İmamoğlu, yarın ve pazar günü KKTC'yi ziyaret edeceğini, pazartesiden itibaren İstanbul'un farklı ilçelerinde olacağını söyledi.
"YSK, seçimi iptal etmedi kendini iptal etti"
Muharrem İnce de YSK'nın 2 Mart'ta sandık kurulu görevlilerini açıkladığını, daha sonra açıkladığı görevlilerin yanlış olduğunu düşünerek seçimi iptal ettiğini dile getirerek, şöyle konuştu:
"YSK, seçimi iptal etmedi, kendini iptal etti. Bu seçimin galibi bellidir. Bu seçimde, seçimin sonucunda şaibe yoktur, şaibe YSK'dadır. Yanlışlık, çalınan oy yoktur. Olan şey rant meselesidir. 'İstanbul'u biz yiyeceğiz, kimseye vermeyiz.' diyorlar.

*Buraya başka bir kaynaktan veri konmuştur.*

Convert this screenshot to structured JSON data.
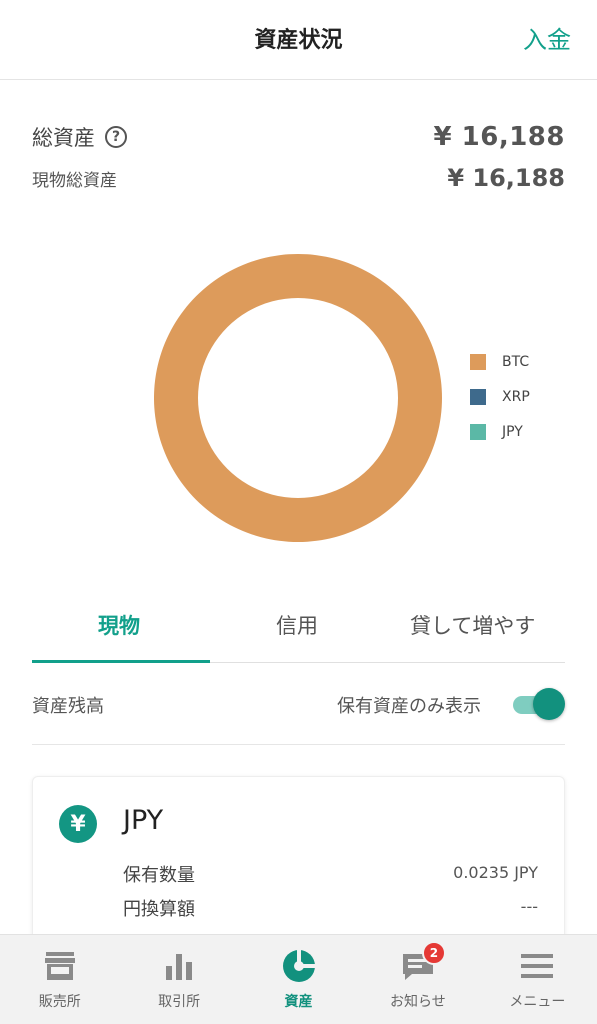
{
  "header": {
    "title": "資産状況",
    "deposit_label": "入金"
  },
  "summary": {
    "total_label": "総資産",
    "total_value": "¥ 16,188",
    "spot_label": "現物総資産",
    "spot_value": "¥ 16,188"
  },
  "chart_data": {
    "type": "pie",
    "style": "donut",
    "categories": [
      "BTC",
      "XRP",
      "JPY"
    ],
    "values": [
      100,
      0,
      0
    ],
    "colors": [
      "#dd9b5b",
      "#3e6a8c",
      "#5bb8a6"
    ],
    "legend": "right"
  },
  "tabs": [
    {
      "label": "現物",
      "active": true
    },
    {
      "label": "信用",
      "active": false
    },
    {
      "label": "貸して増やす",
      "active": false
    }
  ],
  "balance": {
    "label": "資産残高",
    "toggle_label": "保有資産のみ表示",
    "toggle_on": true
  },
  "asset_card": {
    "icon_symbol": "¥",
    "name": "JPY",
    "rows": [
      {
        "label": "保有数量",
        "value": "0.0235 JPY"
      },
      {
        "label": "円換算額",
        "value": "---"
      }
    ]
  },
  "bottom_nav": [
    {
      "label": "販売所",
      "icon": "store-icon"
    },
    {
      "label": "取引所",
      "icon": "bar-chart-icon"
    },
    {
      "label": "資産",
      "icon": "pie-chart-icon",
      "active": true
    },
    {
      "label": "お知らせ",
      "icon": "message-icon",
      "badge": "2"
    },
    {
      "label": "メニュー",
      "icon": "menu-icon"
    }
  ],
  "colors": {
    "accent": "#12a08b",
    "badge": "#e53935"
  }
}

Biz diyoruz ki '16 milyonun olsun.' Onlar diyor ki 16 bin kişinin olsun. Şimdi karar vereceğiz, 23 Haziran'da '16 bin kişinin mi olacak, 16 milyon kişinin mi olacak?' Türkiye'de bu yaşanan olay demokrasiden öte para meselesi, paranın peşindeler." (AA)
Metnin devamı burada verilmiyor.